Of course they fitted. For now, anyway, she thought cynically. Somewhere she’d read that the first flush of love and passion lasted two years, so Gerd and Rosie would enjoy perhaps another year of this incandescent delight in each other before it began to fade.
‘Perceptive of you,’Alex commented in a level voice. ‘Yes, they fit.’
The music swelled, accompanied by a whirl of colour and movement as everyone joined in the dance, swirling around the absorbed couple.
Serina braced herself. Nerves taut, she rested one hand on Alex’s shoulder and felt his fingers close around the other as he swung her into the waltz. Anticipation sizzled through her—heady, compelling, so unnerving that after a few steps she stumbled.
Alex’s arm clamped her against his lean, athletic body for breathless seconds before he drawled, ‘Relax, Princess.’
His warm breath on her skin sent tiny, delicious shudders through her, a gentler counterpoint to the sultry heat that burgeoned deeply within her at the intimate flexing of his thigh muscles. Shocked by the immediacy of her response, Serina pulled herself a safe distance away and forced herself to ignore the sensual tug until her natural sense of rhythm settled her steps.
This acute physical response—jungle drums of sensation pounding through her—had sprung into action the first time she’d met Alex. Gritting her teeth, she resisted the tantalising thrill, sharp and adrenalin-charged as though she faced a sudden danger.
Did he feel the same?
She risked an upward glance, heart racing into overdrive when she met searing, disturbingly intent eyes. His grip didn’t tighten, but she sensed a quickening in him that he couldn’t control.
Yes, she thought triumphantly, before a flurry of panic squelched that intoxicating emotion.

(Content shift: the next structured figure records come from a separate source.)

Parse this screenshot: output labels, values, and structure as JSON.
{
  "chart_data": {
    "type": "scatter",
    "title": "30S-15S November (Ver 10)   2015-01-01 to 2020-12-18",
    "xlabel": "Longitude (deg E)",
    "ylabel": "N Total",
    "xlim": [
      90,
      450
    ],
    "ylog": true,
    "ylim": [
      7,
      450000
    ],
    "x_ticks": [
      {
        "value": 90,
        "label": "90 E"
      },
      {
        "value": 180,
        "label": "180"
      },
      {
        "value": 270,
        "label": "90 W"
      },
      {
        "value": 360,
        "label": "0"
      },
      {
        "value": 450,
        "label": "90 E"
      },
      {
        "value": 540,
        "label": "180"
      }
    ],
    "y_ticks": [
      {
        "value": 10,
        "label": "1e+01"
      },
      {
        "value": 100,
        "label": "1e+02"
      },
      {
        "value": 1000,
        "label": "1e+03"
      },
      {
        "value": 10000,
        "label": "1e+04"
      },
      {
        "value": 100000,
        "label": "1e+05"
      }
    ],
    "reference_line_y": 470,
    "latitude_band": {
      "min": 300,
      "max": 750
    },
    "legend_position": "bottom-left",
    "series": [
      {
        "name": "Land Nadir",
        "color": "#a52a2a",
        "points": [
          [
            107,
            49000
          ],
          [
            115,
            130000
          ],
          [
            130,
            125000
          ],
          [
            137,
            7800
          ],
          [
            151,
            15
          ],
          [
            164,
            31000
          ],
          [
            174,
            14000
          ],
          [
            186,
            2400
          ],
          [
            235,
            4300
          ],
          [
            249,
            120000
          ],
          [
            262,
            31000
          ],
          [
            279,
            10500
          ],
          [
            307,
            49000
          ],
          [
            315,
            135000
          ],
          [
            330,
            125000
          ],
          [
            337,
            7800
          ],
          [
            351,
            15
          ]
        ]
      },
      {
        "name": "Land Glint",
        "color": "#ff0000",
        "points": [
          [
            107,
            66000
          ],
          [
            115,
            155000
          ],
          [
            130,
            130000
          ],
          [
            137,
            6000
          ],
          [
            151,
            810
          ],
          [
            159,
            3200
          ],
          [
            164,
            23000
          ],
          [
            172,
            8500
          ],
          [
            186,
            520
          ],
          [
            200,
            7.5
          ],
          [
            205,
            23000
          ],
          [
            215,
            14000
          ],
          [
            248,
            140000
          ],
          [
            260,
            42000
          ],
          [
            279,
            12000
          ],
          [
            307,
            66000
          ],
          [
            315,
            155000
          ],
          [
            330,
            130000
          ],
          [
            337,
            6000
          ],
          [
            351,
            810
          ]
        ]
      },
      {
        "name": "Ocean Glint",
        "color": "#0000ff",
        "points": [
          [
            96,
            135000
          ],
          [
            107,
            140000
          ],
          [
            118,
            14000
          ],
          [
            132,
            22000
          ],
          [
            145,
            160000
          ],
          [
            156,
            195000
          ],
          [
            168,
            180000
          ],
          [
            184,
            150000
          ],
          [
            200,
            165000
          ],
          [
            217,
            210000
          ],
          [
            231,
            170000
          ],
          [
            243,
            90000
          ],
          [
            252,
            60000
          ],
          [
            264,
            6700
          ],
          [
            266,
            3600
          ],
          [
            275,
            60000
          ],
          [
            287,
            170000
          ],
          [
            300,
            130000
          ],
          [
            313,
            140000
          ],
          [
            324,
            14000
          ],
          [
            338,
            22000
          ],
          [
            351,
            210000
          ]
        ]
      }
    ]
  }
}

Swallowing, she said in her most remote tone, ‘Sorry. I wasn’t concentrating.’
Then wondered uneasily if the admission had hinted at her body’s wilful blooming.
Rapidly she added brightly, ‘This has been one of the most charming weddings I’ve ever attended. Rosie is so happy, and it’s lovely to see Gerd utterly smitten.’
‘Yet you seem a little distracted. Is something worrying you?’ Alex enquired smoothly.
Well, yes—several things, in fact, with one in particular nagging at her mind.
But Alex wasn’t referring to her brother. He’d have noticed that plenty of eyes around the ballroom were fixed on her, some pitying, others malicious. Of the two she preferred the spite, although a hissed aside that had been pitched carefully to reach her ears still stung.
‘It must be like eating bitter aloes for her,’ a French duchess had said.